The latest purge puts the total number of sacked military envoys at about 400, according to a Turkish military official. Over 100,000 other public servants including judges, police, teachers and soldiers have been suspended or fired in wake of the July coup attempt, in which a faction of rebel military officers bombarded government buildings, killing 240 people, mostly civilians.

Turkey's Foreign Minister Mevlut Cavusoglu arrives to address the Parliamentary Assembly of the Council of Europe in Strasbourg, France, Oct. 12, 2016. Reuters

Turkish Foreign Minister Mevut Cavusoglu defended the massive crackdown against government officials in a speech to the Council of Europe Wednesday in Strasbourg.

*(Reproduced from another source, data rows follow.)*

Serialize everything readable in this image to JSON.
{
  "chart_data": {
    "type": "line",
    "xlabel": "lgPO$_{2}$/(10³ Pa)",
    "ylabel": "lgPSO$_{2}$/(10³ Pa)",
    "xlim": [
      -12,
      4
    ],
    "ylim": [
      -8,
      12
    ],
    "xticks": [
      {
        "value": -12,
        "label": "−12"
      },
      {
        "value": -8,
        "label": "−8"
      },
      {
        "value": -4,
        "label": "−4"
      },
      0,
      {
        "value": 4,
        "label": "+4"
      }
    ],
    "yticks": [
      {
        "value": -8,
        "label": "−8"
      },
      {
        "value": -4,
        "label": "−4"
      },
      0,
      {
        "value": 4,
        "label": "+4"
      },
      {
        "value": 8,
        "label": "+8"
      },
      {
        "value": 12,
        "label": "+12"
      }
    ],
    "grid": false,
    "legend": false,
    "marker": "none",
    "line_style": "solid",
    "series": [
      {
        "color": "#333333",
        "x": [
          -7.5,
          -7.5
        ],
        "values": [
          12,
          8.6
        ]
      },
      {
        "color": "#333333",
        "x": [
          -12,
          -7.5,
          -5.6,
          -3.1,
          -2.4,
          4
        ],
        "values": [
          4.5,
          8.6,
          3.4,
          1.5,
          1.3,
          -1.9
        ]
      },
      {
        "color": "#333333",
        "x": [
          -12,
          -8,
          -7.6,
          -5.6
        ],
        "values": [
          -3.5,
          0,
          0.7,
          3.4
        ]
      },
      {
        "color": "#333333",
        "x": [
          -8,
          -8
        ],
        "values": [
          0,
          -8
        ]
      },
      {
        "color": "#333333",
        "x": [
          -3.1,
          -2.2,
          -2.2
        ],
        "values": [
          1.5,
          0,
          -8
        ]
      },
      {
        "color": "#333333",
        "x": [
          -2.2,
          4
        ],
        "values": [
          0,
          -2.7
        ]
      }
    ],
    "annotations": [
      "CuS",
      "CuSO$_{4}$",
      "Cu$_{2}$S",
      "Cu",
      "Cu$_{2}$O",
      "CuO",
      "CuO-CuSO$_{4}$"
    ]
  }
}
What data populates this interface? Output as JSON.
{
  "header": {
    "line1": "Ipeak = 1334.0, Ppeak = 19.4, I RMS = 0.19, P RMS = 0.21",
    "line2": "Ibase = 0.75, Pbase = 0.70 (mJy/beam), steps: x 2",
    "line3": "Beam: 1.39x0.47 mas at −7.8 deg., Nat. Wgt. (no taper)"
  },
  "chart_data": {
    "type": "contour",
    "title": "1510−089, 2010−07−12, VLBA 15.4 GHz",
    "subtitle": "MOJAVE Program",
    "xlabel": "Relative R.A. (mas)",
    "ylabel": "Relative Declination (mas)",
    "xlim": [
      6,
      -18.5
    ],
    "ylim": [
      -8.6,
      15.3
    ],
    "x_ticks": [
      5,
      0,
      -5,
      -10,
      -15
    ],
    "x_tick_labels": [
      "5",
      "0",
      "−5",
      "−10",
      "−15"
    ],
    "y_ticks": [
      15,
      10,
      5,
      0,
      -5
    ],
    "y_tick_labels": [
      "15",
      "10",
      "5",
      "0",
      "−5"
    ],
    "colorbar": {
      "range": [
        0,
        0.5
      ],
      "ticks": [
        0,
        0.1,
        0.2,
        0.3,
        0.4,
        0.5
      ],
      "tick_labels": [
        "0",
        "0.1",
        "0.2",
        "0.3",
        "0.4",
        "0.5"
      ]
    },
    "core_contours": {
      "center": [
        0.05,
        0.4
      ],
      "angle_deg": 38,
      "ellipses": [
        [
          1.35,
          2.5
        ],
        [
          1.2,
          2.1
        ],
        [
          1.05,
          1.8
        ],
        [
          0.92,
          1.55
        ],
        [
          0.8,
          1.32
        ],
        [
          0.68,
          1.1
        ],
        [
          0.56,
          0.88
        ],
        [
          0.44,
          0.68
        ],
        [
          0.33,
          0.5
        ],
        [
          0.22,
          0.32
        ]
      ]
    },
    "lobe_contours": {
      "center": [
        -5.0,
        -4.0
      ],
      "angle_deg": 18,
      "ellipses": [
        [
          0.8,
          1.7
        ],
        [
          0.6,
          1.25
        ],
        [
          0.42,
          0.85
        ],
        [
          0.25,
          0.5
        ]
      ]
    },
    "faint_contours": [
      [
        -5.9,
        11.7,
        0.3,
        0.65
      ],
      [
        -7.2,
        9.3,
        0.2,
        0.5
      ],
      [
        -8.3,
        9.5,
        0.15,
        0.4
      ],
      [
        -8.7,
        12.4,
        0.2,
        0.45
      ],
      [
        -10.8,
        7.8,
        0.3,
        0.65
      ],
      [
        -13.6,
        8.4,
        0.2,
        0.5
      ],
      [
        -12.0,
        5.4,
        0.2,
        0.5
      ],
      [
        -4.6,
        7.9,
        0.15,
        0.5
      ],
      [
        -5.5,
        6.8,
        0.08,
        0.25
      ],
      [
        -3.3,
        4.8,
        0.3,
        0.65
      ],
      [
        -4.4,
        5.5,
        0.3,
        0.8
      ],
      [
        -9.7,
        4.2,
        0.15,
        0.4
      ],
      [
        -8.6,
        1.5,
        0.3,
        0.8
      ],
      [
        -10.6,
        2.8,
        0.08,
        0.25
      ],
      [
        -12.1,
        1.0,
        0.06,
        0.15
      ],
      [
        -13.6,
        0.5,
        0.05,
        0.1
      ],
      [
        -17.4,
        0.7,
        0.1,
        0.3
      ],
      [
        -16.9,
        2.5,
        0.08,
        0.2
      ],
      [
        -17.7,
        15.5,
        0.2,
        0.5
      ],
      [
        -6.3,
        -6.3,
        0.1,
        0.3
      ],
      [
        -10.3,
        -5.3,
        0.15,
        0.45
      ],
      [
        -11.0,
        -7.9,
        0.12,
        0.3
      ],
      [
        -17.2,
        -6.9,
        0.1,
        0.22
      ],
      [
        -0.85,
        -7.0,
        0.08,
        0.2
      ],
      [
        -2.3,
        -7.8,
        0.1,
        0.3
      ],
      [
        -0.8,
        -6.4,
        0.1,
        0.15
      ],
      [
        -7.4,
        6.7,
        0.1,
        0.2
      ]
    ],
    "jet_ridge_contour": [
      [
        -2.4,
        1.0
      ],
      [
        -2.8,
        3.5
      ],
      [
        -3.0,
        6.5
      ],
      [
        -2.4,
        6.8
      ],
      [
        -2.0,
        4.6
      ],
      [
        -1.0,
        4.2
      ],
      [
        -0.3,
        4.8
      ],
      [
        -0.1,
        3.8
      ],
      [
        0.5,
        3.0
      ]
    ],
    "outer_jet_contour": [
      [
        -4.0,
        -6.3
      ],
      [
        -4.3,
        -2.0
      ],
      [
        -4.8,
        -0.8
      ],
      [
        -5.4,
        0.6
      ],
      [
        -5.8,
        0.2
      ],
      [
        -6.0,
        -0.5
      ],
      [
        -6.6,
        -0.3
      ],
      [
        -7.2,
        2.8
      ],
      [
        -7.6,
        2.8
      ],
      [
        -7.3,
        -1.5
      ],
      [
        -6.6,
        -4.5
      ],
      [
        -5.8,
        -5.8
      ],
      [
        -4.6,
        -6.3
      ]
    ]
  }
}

He claimed "terrorist organizations" had infiltrated the Turkish state institutions for 15 years, training for civil service exams and strategically planting members in positions of power and influence. The Council of Europe, an international organization that promotes human rights, democracy and rule of law, called on Turkey to end its state of emergency that has been in effect since July. The organization accused Turkey of exploiting the situation to eliminate any opposition to Erdogan. Cavusoglu stated that Turkey "had no other choice" in order to maintain its security.

This latest development comes as Erdogan meets with King Salman bin Abdulaziz Thursday in Riyadh to discuss regional security and enhance ties between the two nations. Turkey and Saudi Arabia, along with the United States, actively support the opposition to Bashar al-Assad's government in Syria, however Turkey's ties with the West have been complicated recently as it moves to develop further relations with Russia.